Reference Guides/Intermediate/CTEs

CTEs

Named temporary result sets that make complex queries readable.

Picture a complex query that filters down to high earners, then figures out which departments they belong to, then joins in headcount data. You could write all that as nested subqueries - three layers deep, inside-out, impossible to follow at a glance. Or you could give each step a name.

That is what a CTE does. A Common Table Expression is a named, temporary result set you define at the top of a query using the WITH keyword. After that, you reference it just like a table. It disappears when the query finishes - no permanent storage, no side effects.

The payoff is that the query reads in the same order you think through the problem. Top to bottom, step by step, each piece named.

The basic form

WITH high_earners AS (
  SELECT id, name, salary, department_id
  FROM employees
  WHERE salary > 100000
)
SELECT d.name AS department, COUNT(*) AS count
FROM high_earners h
JOIN departments d ON h.department_id = d.id
GROUP BY d.name;

The CTE high_earners is defined once, then the main query treats it exactly like a table. No repeated filter logic, no nesting. You write what you mean.

Multiple CTEs

You can chain as many CTEs as you need by separating them with commas. Each one can reference any CTE defined before it - which is where things get expressive:

WITH
dept_stats AS (
  SELECT department_id,
         AVG(salary)  AS avg_salary,
         COUNT(*)     AS headcount
  FROM employees
  GROUP BY department_id
),
large_depts AS (
  SELECT department_id
  FROM dept_stats
  WHERE headcount >= 20
)
SELECT d.name, ds.avg_salary, ds.headcount
FROM departments d
JOIN dept_stats ds   ON ds.department_id = d.id
JOIN large_depts ld  ON ld.department_id = d.id
ORDER BY ds.avg_salary DESC;

large_depts builds directly on dept_stats. Each step narrows or transforms the data, and the final SELECT just assembles what you need. Think of it as a pipeline you can read from top to bottom.

CTEs vs subqueries: when to choose each

CTEs and subqueries can often express the same thing.
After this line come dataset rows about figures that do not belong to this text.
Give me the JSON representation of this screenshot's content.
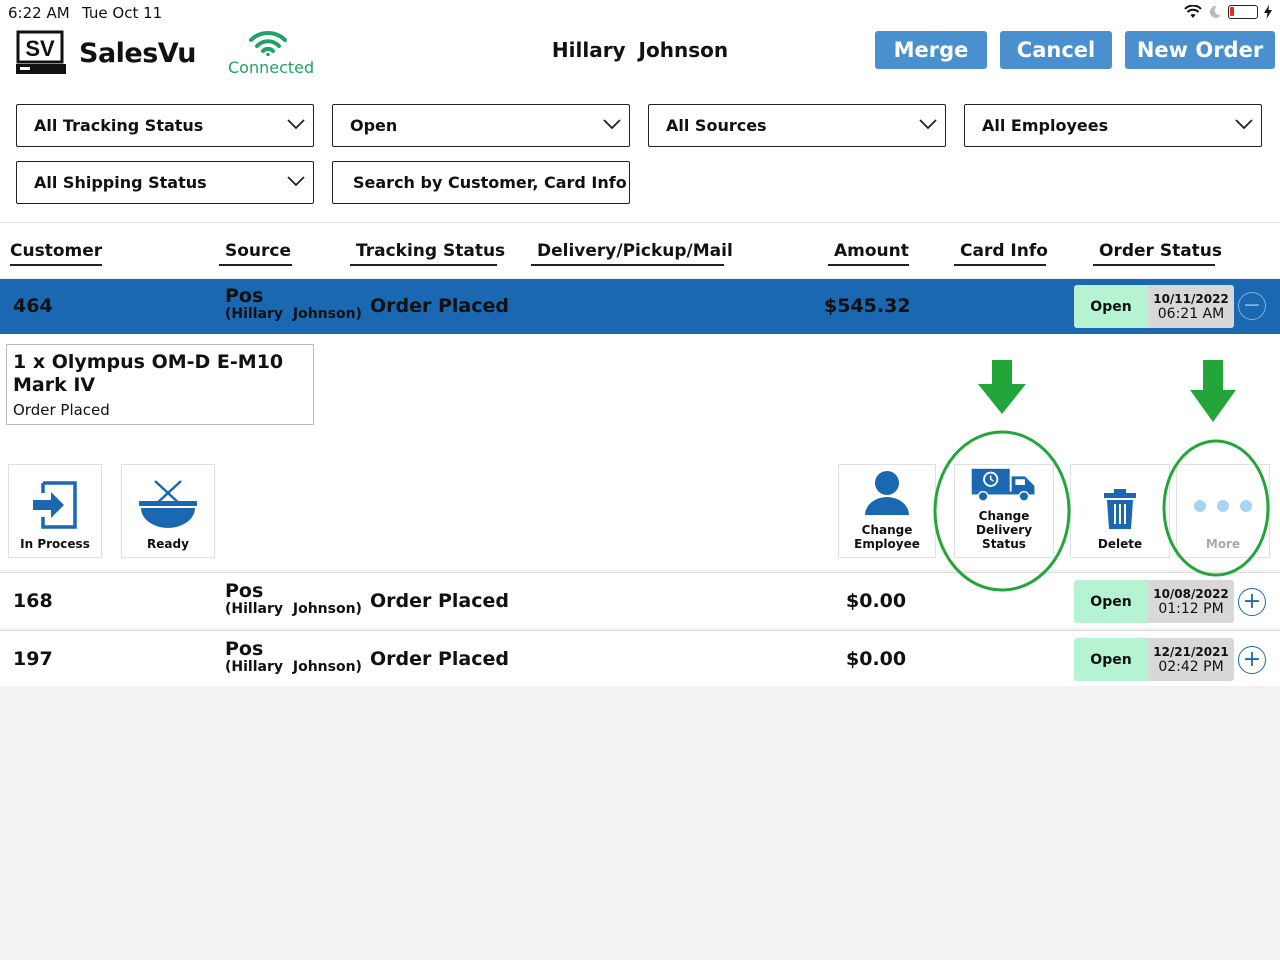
{
  "status_bar": {
    "time": "6:22 AM",
    "date": "Tue Oct 11"
  },
  "header": {
    "brand": "SalesVu",
    "logo_text": "SV",
    "connection": "Connected",
    "customer_name": "Hillary  Johnson",
    "buttons": {
      "merge": "Merge",
      "cancel": "Cancel",
      "new_order": "New Order"
    }
  },
  "filters": {
    "tracking_status": "All Tracking Status",
    "open_status": "Open",
    "sources": "All Sources",
    "employees": "All Employees",
    "shipping_status": "All Shipping Status",
    "search_placeholder": "Search by Customer, Card Info"
  },
  "columns": [
    "Customer",
    "Source",
    "Tracking Status",
    "Delivery/Pickup/Mail",
    "Amount",
    "Card Info",
    "Order Status"
  ],
  "orders": [
    {
      "id": "464",
      "source": "Pos",
      "source_sub": "(Hillary  Johnson)",
      "tracking": "Order Placed",
      "amount": "$545.32",
      "status": "Open",
      "date": "10/11/2022",
      "time": "06:21 AM",
      "expanded": true
    },
    {
      "id": "168",
      "source": "Pos",
      "source_sub": "(Hillary  Johnson)",
      "tracking": "Order Placed",
      "amount": "$0.00",
      "status": "Open",
      "date": "10/08/2022",
      "time": "01:12 PM",
      "expanded": false
    },
    {
      "id": "197",
      "source": "Pos",
      "source_sub": "(Hillary  Johnson)",
      "tracking": "Order Placed",
      "amount": "$0.00",
      "status": "Open",
      "date": "12/21/2021",
      "time": "02:42 PM",
      "expanded": false
    }
  ],
  "expanded_item": {
    "title": "1 x Olympus OM-D E-M10 Mark IV",
    "status": "Order Placed"
  },
  "actions": {
    "in_process": "In Process",
    "ready": "Ready",
    "change_employee": "Change Employee",
    "change_delivery_status": "Change Delivery Status",
    "delete": "Delete",
    "more": "More"
  },
  "colors": {
    "accent": "#4a90cf",
    "selected_row": "#1a68b1",
    "connected": "#21a365",
    "open_badge": "#b6f3d3",
    "annotation": "#22a63a"
  },
  "icons": [
    "wifi-icon",
    "moon-icon",
    "battery-icon",
    "charging-icon",
    "chevron-down-icon",
    "minus-circle-icon",
    "plus-circle-icon",
    "enter-arrow-icon",
    "bowl-icon",
    "person-icon",
    "delivery-truck-icon",
    "trash-icon",
    "more-dots-icon"
  ]
}
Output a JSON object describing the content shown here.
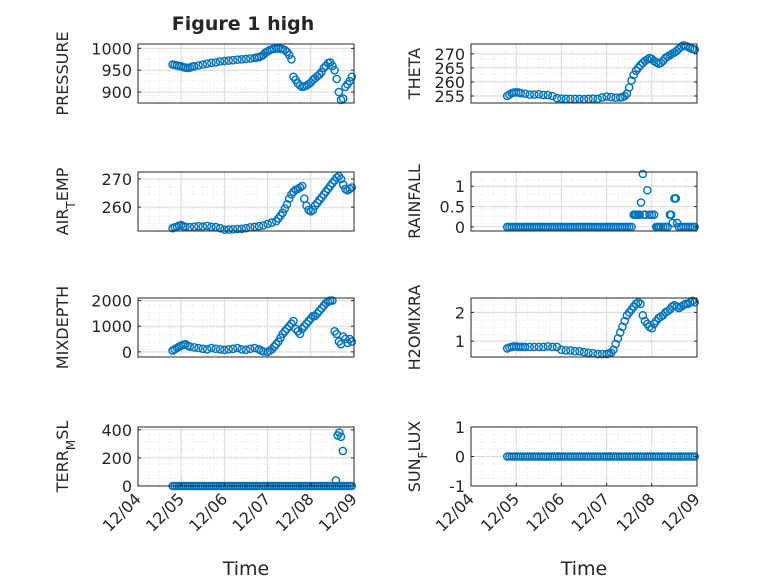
{
  "figure": {
    "title": "Figure 1 high",
    "marker_color": "#0072BD",
    "axes_color": "#262626",
    "grid_color": "#d9d9d9"
  },
  "chart_data": [
    {
      "type": "scatter",
      "ylabel": "PRESSURE",
      "ylim": [
        875,
        1010
      ],
      "yticks": [
        900,
        950,
        1000
      ],
      "ytick_labels": [
        "900",
        "950",
        "1000"
      ],
      "xlim": [
        0,
        5
      ],
      "xticks": [],
      "show_xticklabels": false,
      "x": [
        0.8,
        0.85,
        0.9,
        0.95,
        1.0,
        1.05,
        1.1,
        1.15,
        1.2,
        1.25,
        1.3,
        1.4,
        1.5,
        1.6,
        1.7,
        1.8,
        1.9,
        2.0,
        2.1,
        2.2,
        2.3,
        2.4,
        2.5,
        2.6,
        2.7,
        2.75,
        2.8,
        2.85,
        2.9,
        2.95,
        3.0,
        3.05,
        3.1,
        3.15,
        3.2,
        3.25,
        3.3,
        3.35,
        3.4,
        3.45,
        3.5,
        3.55,
        3.6,
        3.65,
        3.7,
        3.75,
        3.8,
        3.85,
        3.9,
        3.95,
        4.0,
        4.05,
        4.1,
        4.15,
        4.2,
        4.25,
        4.3,
        4.35,
        4.4,
        4.45,
        4.5,
        4.55,
        4.6,
        4.65,
        4.7,
        4.75,
        4.8,
        4.85,
        4.9,
        4.95
      ],
      "y": [
        963,
        962,
        961,
        960,
        959,
        957,
        956,
        955,
        956,
        958,
        959,
        961,
        963,
        965,
        967,
        968,
        970,
        971,
        972,
        973,
        974,
        975,
        976,
        977,
        978,
        979,
        980,
        982,
        985,
        990,
        993,
        996,
        998,
        999,
        1000,
        1000,
        999,
        998,
        996,
        992,
        985,
        975,
        935,
        928,
        920,
        915,
        912,
        913,
        915,
        918,
        922,
        928,
        932,
        936,
        940,
        946,
        955,
        960,
        966,
        968,
        960,
        950,
        930,
        900,
        882,
        885,
        912,
        918,
        925,
        935
      ]
    },
    {
      "type": "scatter",
      "ylabel": "THETA",
      "ylim": [
        252.5,
        273.5
      ],
      "yticks": [
        255,
        260,
        265,
        270
      ],
      "ytick_labels": [
        "255",
        "260",
        "265",
        "270"
      ],
      "xlim": [
        0,
        5
      ],
      "xticks": [],
      "show_xticklabels": false,
      "x": [
        0.8,
        0.85,
        0.9,
        0.95,
        1.0,
        1.05,
        1.1,
        1.2,
        1.3,
        1.4,
        1.5,
        1.6,
        1.7,
        1.8,
        1.9,
        2.0,
        2.1,
        2.2,
        2.3,
        2.4,
        2.5,
        2.6,
        2.7,
        2.8,
        2.9,
        3.0,
        3.1,
        3.2,
        3.3,
        3.35,
        3.4,
        3.45,
        3.5,
        3.55,
        3.6,
        3.65,
        3.7,
        3.75,
        3.8,
        3.85,
        3.9,
        3.95,
        4.0,
        4.05,
        4.1,
        4.15,
        4.2,
        4.25,
        4.3,
        4.35,
        4.4,
        4.45,
        4.5,
        4.55,
        4.6,
        4.65,
        4.7,
        4.75,
        4.8,
        4.85,
        4.9,
        4.95
      ],
      "y": [
        255,
        255.5,
        256,
        256.2,
        256.3,
        256.2,
        256,
        255.8,
        255.5,
        255.5,
        255.6,
        255.4,
        255.3,
        255,
        254.2,
        254.1,
        254,
        254,
        254,
        254,
        253.9,
        254,
        254.1,
        254,
        254.5,
        254.8,
        254.6,
        254.4,
        254.5,
        254.6,
        255,
        255.8,
        258,
        260.5,
        262.5,
        264,
        265,
        266,
        266.8,
        267.5,
        268,
        268.5,
        268.2,
        267.5,
        267,
        266.5,
        266.8,
        267.5,
        268.5,
        269,
        269.5,
        270,
        270.5,
        271,
        271.8,
        272.5,
        273,
        272.8,
        272.5,
        272,
        271.8,
        271.5
      ]
    },
    {
      "type": "scatter",
      "ylabel": "AIR_TEMP",
      "ylim": [
        251.5,
        272.5
      ],
      "yticks": [
        260,
        270
      ],
      "ytick_labels": [
        "260",
        "270"
      ],
      "xlim": [
        0,
        5
      ],
      "xticks": [],
      "show_xticklabels": false,
      "x": [
        0.8,
        0.85,
        0.9,
        0.95,
        1.0,
        1.05,
        1.1,
        1.2,
        1.3,
        1.4,
        1.5,
        1.6,
        1.7,
        1.8,
        1.9,
        2.0,
        2.1,
        2.2,
        2.3,
        2.4,
        2.5,
        2.6,
        2.7,
        2.8,
        2.9,
        3.0,
        3.1,
        3.2,
        3.25,
        3.3,
        3.35,
        3.4,
        3.45,
        3.5,
        3.55,
        3.6,
        3.65,
        3.7,
        3.75,
        3.8,
        3.85,
        3.9,
        3.95,
        4.0,
        4.05,
        4.1,
        4.15,
        4.2,
        4.25,
        4.3,
        4.35,
        4.4,
        4.45,
        4.5,
        4.55,
        4.6,
        4.65,
        4.7,
        4.75,
        4.8,
        4.85,
        4.9,
        4.95
      ],
      "y": [
        252.5,
        252.8,
        253,
        253.4,
        253.6,
        253.2,
        253,
        252.9,
        253,
        253.2,
        253.1,
        253.3,
        253,
        252.9,
        252.5,
        252,
        252,
        252.1,
        252.2,
        252.3,
        252.5,
        252.8,
        253,
        253.2,
        253.5,
        254,
        254.5,
        255,
        256,
        257,
        258,
        259.5,
        261,
        263,
        264.5,
        265.5,
        266.2,
        266.5,
        267,
        267.5,
        263,
        260.5,
        259,
        258.5,
        259,
        260.5,
        261.5,
        262.5,
        263.5,
        264.5,
        265.5,
        266.5,
        267.5,
        268.5,
        269.5,
        270.5,
        271,
        270,
        268,
        266.5,
        266,
        266.5,
        267
      ]
    },
    {
      "type": "scatter",
      "ylabel": "RAINFALL",
      "ylim": [
        -0.1,
        1.35
      ],
      "yticks": [
        0,
        0.5,
        1
      ],
      "ytick_labels": [
        "0",
        "0.5",
        "1"
      ],
      "xlim": [
        0,
        5
      ],
      "xticks": [],
      "show_xticklabels": false,
      "x": [
        0.8,
        0.85,
        0.9,
        0.95,
        1.0,
        1.05,
        1.1,
        1.15,
        1.2,
        1.25,
        1.3,
        1.35,
        1.4,
        1.45,
        1.5,
        1.55,
        1.6,
        1.65,
        1.7,
        1.75,
        1.8,
        1.85,
        1.9,
        1.95,
        2.0,
        2.05,
        2.1,
        2.15,
        2.2,
        2.25,
        2.3,
        2.35,
        2.4,
        2.45,
        2.5,
        2.55,
        2.6,
        2.65,
        2.7,
        2.75,
        2.8,
        2.85,
        2.9,
        2.95,
        3.0,
        3.05,
        3.1,
        3.15,
        3.2,
        3.25,
        3.3,
        3.35,
        3.4,
        3.45,
        3.5,
        3.55,
        3.6,
        3.63,
        3.66,
        3.7,
        3.73,
        3.76,
        3.8,
        3.83,
        3.86,
        3.9,
        3.95,
        4.0,
        4.05,
        4.1,
        4.13,
        4.16,
        4.2,
        4.25,
        4.3,
        4.35,
        4.4,
        4.43,
        4.46,
        4.5,
        4.53,
        4.56,
        4.6,
        4.65,
        4.7,
        4.75,
        4.8,
        4.85,
        4.9,
        4.95
      ],
      "y": [
        0,
        0,
        0,
        0,
        0,
        0,
        0,
        0,
        0,
        0,
        0,
        0,
        0,
        0,
        0,
        0,
        0,
        0,
        0,
        0,
        0,
        0,
        0,
        0,
        0,
        0,
        0,
        0,
        0,
        0,
        0,
        0,
        0,
        0,
        0,
        0,
        0,
        0,
        0,
        0,
        0,
        0,
        0,
        0,
        0,
        0,
        0,
        0,
        0,
        0,
        0,
        0,
        0,
        0,
        0,
        0,
        0.3,
        0.3,
        0.3,
        0.3,
        0.3,
        0.6,
        1.3,
        0.3,
        0.3,
        0.9,
        0.3,
        0.3,
        0.3,
        0,
        0,
        0,
        0,
        0,
        0,
        0,
        0.3,
        0.3,
        0.1,
        0.7,
        0.7,
        0.1,
        0,
        0,
        0,
        0,
        0,
        0,
        0,
        0
      ]
    },
    {
      "type": "scatter",
      "ylabel": "MIXDEPTH",
      "ylim": [
        -200,
        2100
      ],
      "yticks": [
        0,
        1000,
        2000
      ],
      "ytick_labels": [
        "0",
        "1000",
        "2000"
      ],
      "xlim": [
        0,
        5
      ],
      "xticks": [],
      "show_xticklabels": false,
      "x": [
        0.8,
        0.85,
        0.9,
        0.95,
        1.0,
        1.05,
        1.1,
        1.15,
        1.2,
        1.3,
        1.4,
        1.5,
        1.6,
        1.7,
        1.8,
        1.9,
        2.0,
        2.1,
        2.2,
        2.3,
        2.4,
        2.5,
        2.6,
        2.7,
        2.8,
        2.85,
        2.9,
        3.0,
        3.05,
        3.1,
        3.15,
        3.2,
        3.25,
        3.3,
        3.35,
        3.4,
        3.45,
        3.5,
        3.55,
        3.6,
        3.65,
        3.7,
        3.75,
        3.8,
        3.85,
        3.9,
        3.95,
        4.0,
        4.05,
        4.1,
        4.15,
        4.2,
        4.25,
        4.3,
        4.35,
        4.4,
        4.45,
        4.5,
        4.55,
        4.6,
        4.65,
        4.7,
        4.75,
        4.8,
        4.85,
        4.9,
        4.95
      ],
      "y": [
        50,
        100,
        150,
        200,
        250,
        280,
        300,
        250,
        200,
        180,
        150,
        120,
        100,
        150,
        120,
        100,
        80,
        100,
        120,
        150,
        100,
        80,
        120,
        150,
        100,
        50,
        20,
        0,
        50,
        100,
        200,
        300,
        400,
        550,
        700,
        800,
        900,
        1000,
        1100,
        1200,
        900,
        800,
        700,
        900,
        1000,
        1100,
        1200,
        1300,
        1400,
        1400,
        1500,
        1600,
        1700,
        1800,
        1900,
        1950,
        2000,
        2000,
        800,
        700,
        400,
        300,
        600,
        500,
        350,
        500,
        400
      ]
    },
    {
      "type": "scatter",
      "ylabel": "H2OMIXRA",
      "ylim": [
        0.45,
        2.5
      ],
      "yticks": [
        1,
        2
      ],
      "ytick_labels": [
        "1",
        "2"
      ],
      "xlim": [
        0,
        5
      ],
      "xticks": [],
      "show_xticklabels": false,
      "x": [
        0.8,
        0.85,
        0.9,
        0.95,
        1.0,
        1.05,
        1.1,
        1.15,
        1.2,
        1.3,
        1.4,
        1.5,
        1.6,
        1.7,
        1.8,
        1.9,
        2.0,
        2.1,
        2.2,
        2.3,
        2.4,
        2.5,
        2.6,
        2.7,
        2.8,
        2.9,
        3.0,
        3.05,
        3.1,
        3.15,
        3.2,
        3.25,
        3.3,
        3.35,
        3.4,
        3.45,
        3.5,
        3.55,
        3.6,
        3.65,
        3.7,
        3.75,
        3.8,
        3.85,
        3.9,
        3.95,
        4.0,
        4.05,
        4.1,
        4.15,
        4.2,
        4.25,
        4.3,
        4.35,
        4.4,
        4.45,
        4.5,
        4.55,
        4.6,
        4.65,
        4.7,
        4.75,
        4.8,
        4.85,
        4.9,
        4.95
      ],
      "y": [
        0.75,
        0.78,
        0.8,
        0.82,
        0.82,
        0.8,
        0.8,
        0.8,
        0.8,
        0.8,
        0.8,
        0.8,
        0.8,
        0.82,
        0.8,
        0.8,
        0.7,
        0.68,
        0.68,
        0.65,
        0.65,
        0.62,
        0.6,
        0.58,
        0.55,
        0.55,
        0.55,
        0.58,
        0.6,
        0.7,
        0.9,
        1.1,
        1.3,
        1.5,
        1.7,
        1.9,
        2.0,
        2.1,
        2.2,
        2.3,
        2.35,
        2.3,
        1.9,
        1.7,
        1.6,
        1.5,
        1.45,
        1.6,
        1.7,
        1.8,
        1.85,
        1.9,
        2.0,
        2.05,
        2.1,
        2.2,
        2.25,
        2.2,
        2.15,
        2.2,
        2.25,
        2.3,
        2.3,
        2.35,
        2.4,
        2.35
      ]
    },
    {
      "type": "scatter",
      "ylabel": "TERR_MSL",
      "ylim": [
        0,
        420
      ],
      "yticks": [
        0,
        200,
        400
      ],
      "ytick_labels": [
        "0",
        "200",
        "400"
      ],
      "xlim": [
        0,
        5
      ],
      "xticks": [
        0,
        1,
        2,
        3,
        4,
        5
      ],
      "xtick_labels": [
        "12/04",
        "12/05",
        "12/06",
        "12/07",
        "12/08",
        "12/09"
      ],
      "show_xticklabels": true,
      "xlabel": "Time",
      "x": [
        0.8,
        0.85,
        0.9,
        0.95,
        1.0,
        1.05,
        1.1,
        1.15,
        1.2,
        1.25,
        1.3,
        1.35,
        1.4,
        1.45,
        1.5,
        1.55,
        1.6,
        1.65,
        1.7,
        1.75,
        1.8,
        1.85,
        1.9,
        1.95,
        2.0,
        2.05,
        2.1,
        2.15,
        2.2,
        2.25,
        2.3,
        2.35,
        2.4,
        2.45,
        2.5,
        2.55,
        2.6,
        2.65,
        2.7,
        2.75,
        2.8,
        2.85,
        2.9,
        2.95,
        3.0,
        3.05,
        3.1,
        3.15,
        3.2,
        3.25,
        3.3,
        3.35,
        3.4,
        3.45,
        3.5,
        3.55,
        3.6,
        3.65,
        3.7,
        3.75,
        3.8,
        3.85,
        3.9,
        3.95,
        4.0,
        4.05,
        4.1,
        4.15,
        4.2,
        4.25,
        4.3,
        4.35,
        4.4,
        4.45,
        4.5,
        4.55,
        4.6,
        4.65,
        4.7,
        4.75,
        4.8,
        4.85,
        4.9,
        4.95,
        4.58,
        4.62,
        4.66,
        4.7,
        4.74
      ],
      "y": [
        0,
        0,
        0,
        0,
        0,
        0,
        0,
        0,
        0,
        0,
        0,
        0,
        0,
        0,
        0,
        0,
        0,
        0,
        0,
        0,
        0,
        0,
        0,
        0,
        0,
        0,
        0,
        0,
        0,
        0,
        0,
        0,
        0,
        0,
        0,
        0,
        0,
        0,
        0,
        0,
        0,
        0,
        0,
        0,
        0,
        0,
        0,
        0,
        0,
        0,
        0,
        0,
        0,
        0,
        0,
        0,
        0,
        0,
        0,
        0,
        0,
        0,
        0,
        0,
        0,
        0,
        0,
        0,
        0,
        0,
        0,
        0,
        0,
        0,
        0,
        0,
        0,
        0,
        0,
        0,
        0,
        0,
        0,
        0,
        40,
        360,
        380,
        350,
        250
      ]
    },
    {
      "type": "scatter",
      "ylabel": "SUN_FLUX",
      "ylim": [
        -1,
        1
      ],
      "yticks": [
        -1,
        0,
        1
      ],
      "ytick_labels": [
        "-1",
        "0",
        "1"
      ],
      "xlim": [
        0,
        5
      ],
      "xticks": [
        0,
        1,
        2,
        3,
        4,
        5
      ],
      "xtick_labels": [
        "12/04",
        "12/05",
        "12/06",
        "12/07",
        "12/08",
        "12/09"
      ],
      "show_xticklabels": true,
      "xlabel": "Time",
      "x": [
        0.8,
        0.85,
        0.9,
        0.95,
        1.0,
        1.05,
        1.1,
        1.15,
        1.2,
        1.25,
        1.3,
        1.35,
        1.4,
        1.45,
        1.5,
        1.55,
        1.6,
        1.65,
        1.7,
        1.75,
        1.8,
        1.85,
        1.9,
        1.95,
        2.0,
        2.05,
        2.1,
        2.15,
        2.2,
        2.25,
        2.3,
        2.35,
        2.4,
        2.45,
        2.5,
        2.55,
        2.6,
        2.65,
        2.7,
        2.75,
        2.8,
        2.85,
        2.9,
        2.95,
        3.0,
        3.05,
        3.1,
        3.15,
        3.2,
        3.25,
        3.3,
        3.35,
        3.4,
        3.45,
        3.5,
        3.55,
        3.6,
        3.65,
        3.7,
        3.75,
        3.8,
        3.85,
        3.9,
        3.95,
        4.0,
        4.05,
        4.1,
        4.15,
        4.2,
        4.25,
        4.3,
        4.35,
        4.4,
        4.45,
        4.5,
        4.55,
        4.6,
        4.65,
        4.7,
        4.75,
        4.8,
        4.85,
        4.9,
        4.95
      ],
      "y": [
        0,
        0,
        0,
        0,
        0,
        0,
        0,
        0,
        0,
        0,
        0,
        0,
        0,
        0,
        0,
        0,
        0,
        0,
        0,
        0,
        0,
        0,
        0,
        0,
        0,
        0,
        0,
        0,
        0,
        0,
        0,
        0,
        0,
        0,
        0,
        0,
        0,
        0,
        0,
        0,
        0,
        0,
        0,
        0,
        0,
        0,
        0,
        0,
        0,
        0,
        0,
        0,
        0,
        0,
        0,
        0,
        0,
        0,
        0,
        0,
        0,
        0,
        0,
        0,
        0,
        0,
        0,
        0,
        0,
        0,
        0,
        0,
        0,
        0,
        0,
        0,
        0,
        0,
        0,
        0,
        0,
        0,
        0,
        0
      ]
    }
  ]
}
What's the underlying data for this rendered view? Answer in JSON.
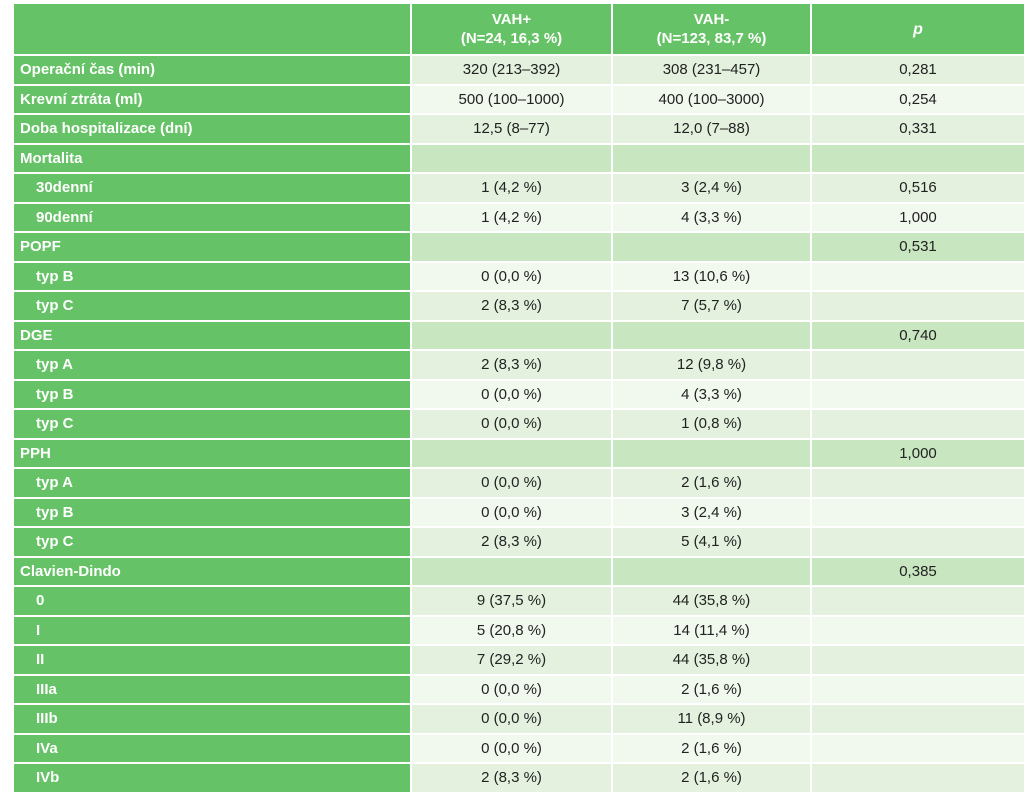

The difference is primarily about communication - code gets read far more often than it gets written, and that shifts the calculus.

SituationPrefer
One-time, simple filterSubquery in WHERE
Derived table used onceSubquery in FROM
Logic used in more than one placeCTE
Multi-step logic that benefits from namingCTE
Want to test each step in isolationCTE

A useful gut check: if you cannot describe what a subquery does without reading every line of it, give it a name.

Debugging CTEs

This is one of the underrated advantages of CTEs. Want to verify what dept_stats actually returns? Copy its query and run it on its own. With nested subqueries you have to surgically extract layers of code. With CTEs, each step is already isolated.

Performance and materialization

This trips people up sometimes. If you are on an older PostgreSQL (before version 12), each CTE was treated as an optimization barrier - the planner would evaluate it in full before the outer query could filter anything down. Starting in PostgreSQL 12, non-recursive CTEs are inlined by default. The planner sees through them and optimizes freely, the same way it handles subqueries.

If you need to force a CTE to be evaluated exactly once (materialized), PostgreSQL supports an explicit hint:

WITH expensive_calculation AS MATERIALIZED (
  SELECT ...
)

That hint is for specific situations where you know the calculation is expensive and you want to guarantee it runs exactly once. For most queries, write for clarity and trust the planner.

The path to recursive CTEs

The WITH keyword unlocks one more thing: recursive queries. A recursive CTE can call itself, which is how SQL traverses hierarchies and graphs - org charts, folder trees, connected components. That is covered separately in the Advanced section. Get comfortable with regular CTEs first; the recursive form will click much faster once this foundation is solid.